If you acquire bad-fit customers and you’ll lose twice in the process
They will eventually churn and replacing lost revenue makes it way harder to achieve high net revenue retention
You will waste a lot of resources trying to save them meaning that you can’t spend enough time on your high-growth customers
But there are not only both extremes - great-fit and bad-fit customers but a lot in between.
Customers with a mediocre fit may get enough value to keep them renewing but they might never grow.
Speaking of, when you are determining your ideal customers, looking for growth potential should be a part of it.
How likely do they
have more potential users/teams to adopt the product?
need more resources?
need more features?
2. Run airtight discoveries
If you don’t understand your customers’ needs you will fail.
There’s no room for guessing and assuming even though it’s the standard operating procedure in most SaaS companies.
It’s not enough to identify the goal on the surface because you need to bridge the gap between their status quo and their goal.
Your customers’ needs are determined by
the problems they need to solve and
the reasons why the problem exists
their current skills and knowledge
their processes and business model
possible industry-specific rules that affect the outcome
3. Build a dedicated solution
I haven’t met a single company that does not think they have a great product.
But in reality, most of them have a more or less random mix of industry-typical features and functions.
They keep adding more stuff based either in a vacuum or based on popular demand.
Instead of qualifying feature requests by whom sent them in and evaluating whether there’s a projected value impact.
A great product is the embodiment of a specific methodology with a certain idea of how customers are supposed to use it.
There are zero features that can be eliminated without creating harm to your customers’ outcomes.
The most important goal when it comes to building your product is to add more value for your best customers and not try to appease each and everybody.
4. Turn CSMs into management consultants
Customer success managers are no longer mere product educators.
Because the technology is not your customers’ bottleneck.
After a (little) while, they’ll understand how to best use your features and functions.
But here’s the thing: The greatest product in the world can’t produce great outcomes from poor inputs.

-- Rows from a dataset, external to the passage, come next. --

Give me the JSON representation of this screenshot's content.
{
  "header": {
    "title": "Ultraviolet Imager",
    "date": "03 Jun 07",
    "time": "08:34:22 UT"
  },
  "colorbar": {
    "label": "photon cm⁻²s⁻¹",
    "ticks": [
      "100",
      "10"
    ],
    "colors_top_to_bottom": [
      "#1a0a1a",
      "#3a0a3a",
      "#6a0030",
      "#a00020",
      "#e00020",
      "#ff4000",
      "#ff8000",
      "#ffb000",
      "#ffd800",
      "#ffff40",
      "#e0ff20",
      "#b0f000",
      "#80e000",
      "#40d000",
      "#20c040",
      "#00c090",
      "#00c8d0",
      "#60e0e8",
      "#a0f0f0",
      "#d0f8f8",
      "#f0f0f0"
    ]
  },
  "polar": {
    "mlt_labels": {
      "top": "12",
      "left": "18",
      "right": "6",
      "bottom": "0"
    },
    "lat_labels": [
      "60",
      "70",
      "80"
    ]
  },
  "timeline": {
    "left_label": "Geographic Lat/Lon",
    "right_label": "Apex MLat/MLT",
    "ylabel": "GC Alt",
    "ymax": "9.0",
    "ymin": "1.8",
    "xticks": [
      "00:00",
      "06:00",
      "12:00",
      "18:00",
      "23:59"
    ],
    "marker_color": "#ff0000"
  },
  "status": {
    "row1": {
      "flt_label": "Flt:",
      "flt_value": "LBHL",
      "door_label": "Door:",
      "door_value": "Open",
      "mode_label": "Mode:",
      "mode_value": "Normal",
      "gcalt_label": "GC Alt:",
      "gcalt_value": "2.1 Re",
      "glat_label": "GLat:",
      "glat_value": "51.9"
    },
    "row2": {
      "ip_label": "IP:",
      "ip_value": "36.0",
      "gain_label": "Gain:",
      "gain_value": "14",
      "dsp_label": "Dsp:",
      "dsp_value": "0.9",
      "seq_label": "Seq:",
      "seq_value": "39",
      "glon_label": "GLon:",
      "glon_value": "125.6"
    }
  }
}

Your mission is to educate, train and consult your customers to help them build expertise on the job they need the product for.

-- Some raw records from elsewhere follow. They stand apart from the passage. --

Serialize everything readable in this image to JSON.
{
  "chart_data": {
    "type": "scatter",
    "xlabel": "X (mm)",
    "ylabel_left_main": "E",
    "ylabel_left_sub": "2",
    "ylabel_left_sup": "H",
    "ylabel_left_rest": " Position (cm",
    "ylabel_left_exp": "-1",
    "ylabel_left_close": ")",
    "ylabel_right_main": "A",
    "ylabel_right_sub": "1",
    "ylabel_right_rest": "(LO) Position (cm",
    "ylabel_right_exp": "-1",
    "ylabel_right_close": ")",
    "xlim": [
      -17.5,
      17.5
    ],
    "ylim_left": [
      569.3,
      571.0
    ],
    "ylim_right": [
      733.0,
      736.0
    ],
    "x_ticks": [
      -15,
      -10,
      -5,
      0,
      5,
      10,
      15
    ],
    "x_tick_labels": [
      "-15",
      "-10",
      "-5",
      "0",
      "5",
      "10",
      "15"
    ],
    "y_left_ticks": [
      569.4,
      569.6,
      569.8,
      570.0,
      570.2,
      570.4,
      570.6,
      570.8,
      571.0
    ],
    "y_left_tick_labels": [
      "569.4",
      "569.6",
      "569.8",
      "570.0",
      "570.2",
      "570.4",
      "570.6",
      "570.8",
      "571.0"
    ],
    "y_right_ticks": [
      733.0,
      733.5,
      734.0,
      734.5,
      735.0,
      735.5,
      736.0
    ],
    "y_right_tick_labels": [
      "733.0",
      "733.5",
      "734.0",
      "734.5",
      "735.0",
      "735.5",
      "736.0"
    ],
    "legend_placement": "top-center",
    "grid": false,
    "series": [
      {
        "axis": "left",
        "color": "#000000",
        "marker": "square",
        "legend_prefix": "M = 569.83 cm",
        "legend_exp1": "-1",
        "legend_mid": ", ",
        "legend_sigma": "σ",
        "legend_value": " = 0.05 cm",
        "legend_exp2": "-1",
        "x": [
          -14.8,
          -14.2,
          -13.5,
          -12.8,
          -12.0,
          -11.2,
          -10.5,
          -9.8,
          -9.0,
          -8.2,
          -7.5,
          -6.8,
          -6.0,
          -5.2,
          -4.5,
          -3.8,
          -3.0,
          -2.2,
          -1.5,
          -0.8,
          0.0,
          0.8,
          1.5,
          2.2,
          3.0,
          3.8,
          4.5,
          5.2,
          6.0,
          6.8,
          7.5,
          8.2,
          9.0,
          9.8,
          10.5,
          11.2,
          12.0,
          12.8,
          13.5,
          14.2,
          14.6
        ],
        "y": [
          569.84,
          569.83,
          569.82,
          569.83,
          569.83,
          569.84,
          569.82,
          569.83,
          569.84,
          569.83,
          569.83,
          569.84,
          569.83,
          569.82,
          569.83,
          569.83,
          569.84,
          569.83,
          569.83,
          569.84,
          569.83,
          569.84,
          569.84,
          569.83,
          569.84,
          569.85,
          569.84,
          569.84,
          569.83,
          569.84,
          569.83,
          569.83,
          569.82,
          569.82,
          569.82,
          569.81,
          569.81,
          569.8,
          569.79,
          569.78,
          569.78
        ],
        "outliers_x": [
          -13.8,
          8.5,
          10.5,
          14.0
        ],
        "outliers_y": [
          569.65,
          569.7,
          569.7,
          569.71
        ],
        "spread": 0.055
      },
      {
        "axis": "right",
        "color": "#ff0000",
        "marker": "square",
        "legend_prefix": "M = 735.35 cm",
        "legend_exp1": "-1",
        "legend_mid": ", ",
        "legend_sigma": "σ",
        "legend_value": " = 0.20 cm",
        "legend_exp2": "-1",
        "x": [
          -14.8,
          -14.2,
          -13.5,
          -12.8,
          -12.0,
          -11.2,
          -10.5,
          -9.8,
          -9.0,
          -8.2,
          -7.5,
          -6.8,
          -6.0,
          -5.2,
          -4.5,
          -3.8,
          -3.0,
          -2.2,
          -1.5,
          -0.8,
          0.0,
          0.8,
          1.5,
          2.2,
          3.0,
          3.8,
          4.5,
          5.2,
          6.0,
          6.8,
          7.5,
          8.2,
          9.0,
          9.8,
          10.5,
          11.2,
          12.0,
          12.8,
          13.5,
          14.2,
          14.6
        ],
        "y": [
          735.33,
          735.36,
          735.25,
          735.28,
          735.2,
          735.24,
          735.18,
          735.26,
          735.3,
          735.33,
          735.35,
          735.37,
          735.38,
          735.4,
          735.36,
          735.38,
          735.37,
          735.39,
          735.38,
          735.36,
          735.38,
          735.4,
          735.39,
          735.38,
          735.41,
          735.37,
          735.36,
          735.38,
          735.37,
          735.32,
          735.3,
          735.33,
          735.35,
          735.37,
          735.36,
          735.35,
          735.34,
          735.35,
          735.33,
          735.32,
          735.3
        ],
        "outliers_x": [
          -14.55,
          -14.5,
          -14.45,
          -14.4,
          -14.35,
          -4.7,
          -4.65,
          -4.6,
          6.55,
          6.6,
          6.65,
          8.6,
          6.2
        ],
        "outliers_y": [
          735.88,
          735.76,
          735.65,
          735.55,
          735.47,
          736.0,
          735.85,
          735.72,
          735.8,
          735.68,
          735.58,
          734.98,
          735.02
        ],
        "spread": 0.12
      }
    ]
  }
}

You need to ensure that they understand how to create high-quality inputs.
The further your customers climb on the “value ladder” the more highly specific and personalized consulting services they will need.
You need to be able to succeed in leading customers to the promised land accurately and repeatedly.
CSMs who want to play on the big stage need to build subject expertise on their own.
5. Solve big and bigger problems
Many SaaS companies are selling “all-in-one” solutions.
They cover everything that’s conceivably possible in the respective field but they (almost) never excel in solving one thing exceptionally well.
But customers don’t care about saving 2 working hours per month, increasing conversion rates by 0.1%, or getting 10 more likes on their social media posts.
If you are selling a commodity, nice-to-have customers have no reason to buy more from you.
Customers develop demand for expansions and upsells to further grow their value.
Yes, you need to deliver proof of value first.
Help your customers’ to solve their most valuable problems and if you’re done help them solve the next big one.
6. Tracking customer outcomes at all times
How much value do you have to deliver and how is it measured?
The solution is surprisingly simple which is why many SaaS companies don’t have it on their radar: Ask your customers.
Ask them what they intend to achieve and how they measure success respectively the ROI of using your product and working with you.
Yes, there’s a high probability that it’s not scalable but that does not matter.
Because it’s not your priority - helping customers to succeed is.
It does not matter whether they are looking to
and achieve their personal-related goals.
You need to understand what they want and create mutual accountability for the intended outcome.
A high NRR separates the elite from the pack because there are no hacks, tricks, or shortcuts to get there.
Every SaaS company can grow 50% YoY with enough cash to burn.
But growing 50% from your existing customer is a different story.
Does your company excel in growing NRR?